Yesterday marked an important victory for "SB 862," the California state bill that would render illegal the embedding of RFID tags in state-issued identification documents like driver's licenses and state employee cards. The California State Senate approved SB 862 in a decisive, bipartisan 29-7 vote.

This article was originally published by RFID Update.

May 20, 2005—Yesterday marked an important victory for "SB 862," the California state bill that would render illegal the embedding of RFID tags in state-issued identification documents like driver's licenses and state employee cards. The California State Senate approved SB 862 in a decisive, bipartisan 29-7 vote. Authored by Democratic State Senator Joe Simitian partly in response to the furor earlier this year in which an elementary school in Sutter, California, issued RFID-tagged identification badges to its students without first apprising their parents, the bill rapidly gained momentum a few weeks ago when it easily passed out of the Senate Judiciary Committee with a 6-1 victory.

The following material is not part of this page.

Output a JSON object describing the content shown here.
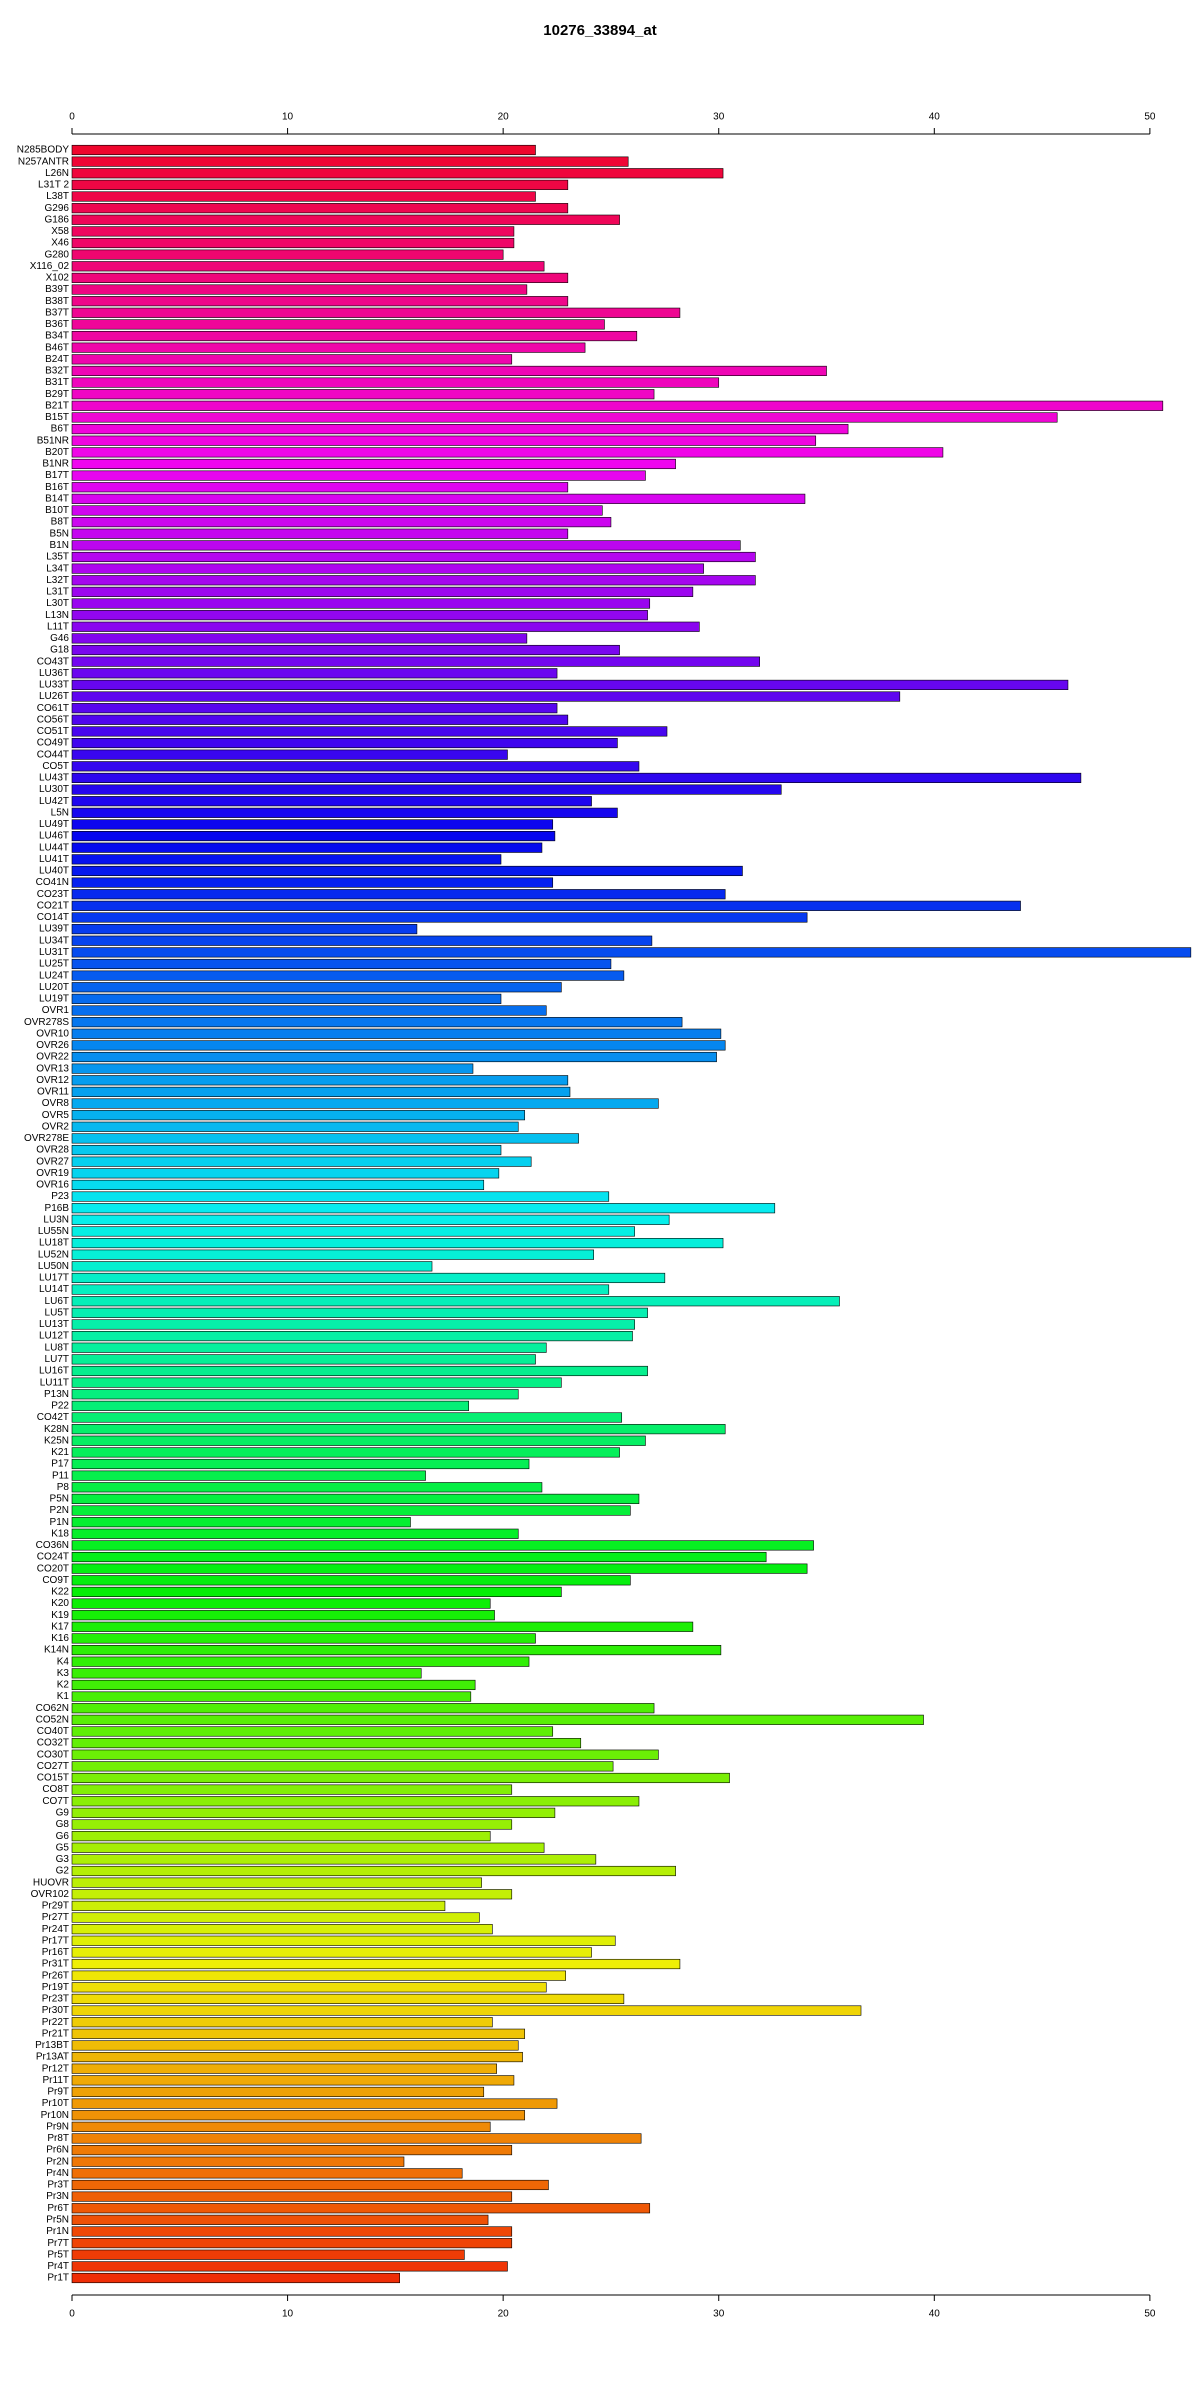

In addition to disallowing RFID in state-issued documents, SB 862 criminalizes "skimming," in which tag data is surreptitiously read by an unauthorized party. Drafted with the help of the American Civil Liberties Union, Electronic Frontier Foundation, and Privacy Rights Clearinghouse, it has support from a number of organizations across California, including Capitol Resource Institute, the Free Congress Foundation, the AARP, the California Alliance Against Domestic Violence, the Statewide California Coalition for Battered Women, California NOW, and the California Commission on the Status of Women.

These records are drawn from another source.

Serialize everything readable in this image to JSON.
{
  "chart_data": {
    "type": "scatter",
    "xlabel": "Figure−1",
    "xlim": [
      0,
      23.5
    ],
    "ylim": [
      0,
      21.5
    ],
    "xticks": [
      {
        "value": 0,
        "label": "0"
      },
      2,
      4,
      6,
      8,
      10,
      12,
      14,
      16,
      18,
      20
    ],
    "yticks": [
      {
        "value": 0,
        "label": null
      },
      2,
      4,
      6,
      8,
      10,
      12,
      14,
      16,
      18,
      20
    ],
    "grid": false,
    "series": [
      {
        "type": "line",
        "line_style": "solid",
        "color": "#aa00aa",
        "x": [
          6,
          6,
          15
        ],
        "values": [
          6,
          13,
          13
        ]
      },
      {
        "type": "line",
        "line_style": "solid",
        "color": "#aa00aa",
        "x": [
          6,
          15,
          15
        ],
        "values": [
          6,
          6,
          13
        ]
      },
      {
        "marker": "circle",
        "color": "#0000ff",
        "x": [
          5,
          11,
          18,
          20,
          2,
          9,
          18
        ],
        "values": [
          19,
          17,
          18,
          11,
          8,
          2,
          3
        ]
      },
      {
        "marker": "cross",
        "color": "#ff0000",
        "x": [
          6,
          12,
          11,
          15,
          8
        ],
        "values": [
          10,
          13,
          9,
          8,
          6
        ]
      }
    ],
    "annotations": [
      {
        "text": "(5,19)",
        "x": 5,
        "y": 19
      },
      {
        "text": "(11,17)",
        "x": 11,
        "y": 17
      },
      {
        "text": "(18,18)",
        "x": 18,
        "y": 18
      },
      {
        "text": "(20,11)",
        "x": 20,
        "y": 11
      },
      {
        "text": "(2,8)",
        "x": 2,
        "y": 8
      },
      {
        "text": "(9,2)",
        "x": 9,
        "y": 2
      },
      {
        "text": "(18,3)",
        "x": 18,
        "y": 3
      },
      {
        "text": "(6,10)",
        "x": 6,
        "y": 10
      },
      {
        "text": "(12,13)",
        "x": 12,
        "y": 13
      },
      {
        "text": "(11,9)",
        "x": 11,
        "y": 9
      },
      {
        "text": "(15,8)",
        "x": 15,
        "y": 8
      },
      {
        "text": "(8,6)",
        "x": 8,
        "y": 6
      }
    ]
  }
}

California is a state known as much for its dominant technology sector as for its progressive politics, and the hope is that the state legislature will be able to balance the two in this instance as it has in the past.
Said Nicole Ozer, Technology & Civil Liberties Policy Director of the ACLU of Northern California, said "California legislators have always been on the forefront of passing important legislation to balance the potential benefits of emerging technology while safeguarding the privacy and security of Californians." If a measured approach is taken to both the commercial and privacy interests involved, California's new legislation may become a model for other states to follow.